薛沉星冷着脸,走近她,举起手中的木棍,用力向婆子腿上打去。
婆子没想到她会真的动手,躲避不及,腿上结结实实地挨了一下,忍不住嚎叫起来。
路过的人看见一个姑娘打人,目瞪口呆。
薛沉星又举起木棍。
这下婆子怕了,急忙往后跑。
“你们打量我说的话是玩笑是吗?你们只管继续跟着我,来一个我打一个,来一双我打一双。”
薛沉星在后面叫道,丝毫不顾忌路人诧异的目光。
婆子不敢再跟,瘸着腿回去告诉薛夫人。
薛沉星丢了木棍,拍了拍手,往太府寺官署去。
崔时慎在官署中,听到看门的衙差来报,很快就出来了。
“你有空吗?我想去一处地方。”薛沉星径直对他道。
崔时慎问她:“很急吗?”
薛沉星道:“是。”
“等我半盏茶的功夫。”崔时慎道。
他匆匆走进官署,半盏茶后又出来了,“走吧。”
薛沉星转身就走。
崔时慎在后面,默默看着她,“你遇到不开心的事了?”
薛沉星没有回答,反而问他:“你家人对你如何?”
崔时慎道:“我父亲早年病逝,母亲独自抚养我们三兄弟,比较严厉,”
“大哥和二哥都有差事,平日和我一样,都在官署忙。”
“大嫂二嫂待我还行。
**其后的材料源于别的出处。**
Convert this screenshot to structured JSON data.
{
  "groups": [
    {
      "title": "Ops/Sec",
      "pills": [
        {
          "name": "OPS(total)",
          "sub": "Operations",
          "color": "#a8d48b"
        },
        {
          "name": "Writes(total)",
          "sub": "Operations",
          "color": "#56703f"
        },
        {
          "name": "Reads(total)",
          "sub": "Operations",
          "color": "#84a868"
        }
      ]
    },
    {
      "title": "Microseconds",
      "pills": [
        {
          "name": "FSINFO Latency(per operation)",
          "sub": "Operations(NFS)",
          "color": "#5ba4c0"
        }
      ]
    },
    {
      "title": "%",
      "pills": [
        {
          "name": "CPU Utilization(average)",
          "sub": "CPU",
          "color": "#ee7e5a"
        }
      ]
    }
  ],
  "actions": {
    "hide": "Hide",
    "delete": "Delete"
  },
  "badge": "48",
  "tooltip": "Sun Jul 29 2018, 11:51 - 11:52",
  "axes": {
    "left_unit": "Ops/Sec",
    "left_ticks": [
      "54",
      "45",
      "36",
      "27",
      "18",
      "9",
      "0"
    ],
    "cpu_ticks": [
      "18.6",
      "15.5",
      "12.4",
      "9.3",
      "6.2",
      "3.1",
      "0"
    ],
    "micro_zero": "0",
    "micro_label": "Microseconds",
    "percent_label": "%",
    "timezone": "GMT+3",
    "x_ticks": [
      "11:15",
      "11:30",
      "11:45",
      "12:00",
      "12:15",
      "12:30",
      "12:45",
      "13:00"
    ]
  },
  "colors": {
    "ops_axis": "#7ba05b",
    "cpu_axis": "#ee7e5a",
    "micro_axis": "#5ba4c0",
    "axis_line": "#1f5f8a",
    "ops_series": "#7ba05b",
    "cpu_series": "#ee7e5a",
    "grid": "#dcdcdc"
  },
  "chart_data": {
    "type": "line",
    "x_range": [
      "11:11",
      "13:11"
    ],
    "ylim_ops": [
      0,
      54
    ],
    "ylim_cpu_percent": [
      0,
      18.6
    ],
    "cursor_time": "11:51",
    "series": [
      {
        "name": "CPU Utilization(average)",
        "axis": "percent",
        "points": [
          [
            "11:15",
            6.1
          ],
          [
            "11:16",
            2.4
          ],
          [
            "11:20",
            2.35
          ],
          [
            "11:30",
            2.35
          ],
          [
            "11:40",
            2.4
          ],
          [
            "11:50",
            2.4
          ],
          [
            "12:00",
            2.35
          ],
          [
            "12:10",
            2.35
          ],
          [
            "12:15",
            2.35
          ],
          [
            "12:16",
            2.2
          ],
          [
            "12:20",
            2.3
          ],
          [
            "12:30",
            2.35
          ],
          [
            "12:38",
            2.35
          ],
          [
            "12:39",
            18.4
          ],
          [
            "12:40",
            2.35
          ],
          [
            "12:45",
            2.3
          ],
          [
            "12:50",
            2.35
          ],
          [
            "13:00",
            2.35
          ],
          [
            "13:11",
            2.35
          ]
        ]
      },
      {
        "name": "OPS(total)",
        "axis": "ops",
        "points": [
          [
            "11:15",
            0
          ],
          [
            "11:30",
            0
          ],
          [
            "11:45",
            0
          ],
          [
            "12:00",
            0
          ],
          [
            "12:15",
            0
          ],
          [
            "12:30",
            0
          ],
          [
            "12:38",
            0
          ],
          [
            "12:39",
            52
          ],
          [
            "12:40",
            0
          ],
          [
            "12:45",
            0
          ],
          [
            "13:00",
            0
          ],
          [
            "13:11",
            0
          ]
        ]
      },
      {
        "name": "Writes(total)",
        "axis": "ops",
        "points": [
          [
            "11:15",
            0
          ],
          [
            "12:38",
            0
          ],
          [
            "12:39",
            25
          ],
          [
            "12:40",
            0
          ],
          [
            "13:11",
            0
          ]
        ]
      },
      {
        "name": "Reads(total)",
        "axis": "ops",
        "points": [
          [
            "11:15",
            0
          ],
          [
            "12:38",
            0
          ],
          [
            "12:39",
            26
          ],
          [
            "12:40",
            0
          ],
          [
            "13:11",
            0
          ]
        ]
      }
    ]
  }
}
”
“来日我们成亲,你若是觉得我母亲太严厉,我们可以住在西南的跨院,虽然小一点,但离我母亲的上房远,你能安静些,也不知你愿不愿,都由你决定。”
“两位嫂嫂,你若是和她们聊得来,就多来往,若是聊不来,你就不来往。”
薛沉星原是想问他,他的家人待他好不好。
但没想到,他说了这么多,说的还是她成亲后会面临的问题。
他居然说,以后如何和他母亲和家人相处,都由她决定!
薛沉星脚步不由慢下来,回过头,“你说的都是真的?”
“是。”崔时慎正色道:“你嫁给我,往后我们就要携手相伴几十年,我希望你能过得顺心一点。”
薛沉星提醒自己,崔时慎是秦王的人,他对她好,是有目的的。
但她还是忍不住鼻子发酸,眸底有水汽涌上来。
这样的话,自从师父失踪后,就再无人同她说过了。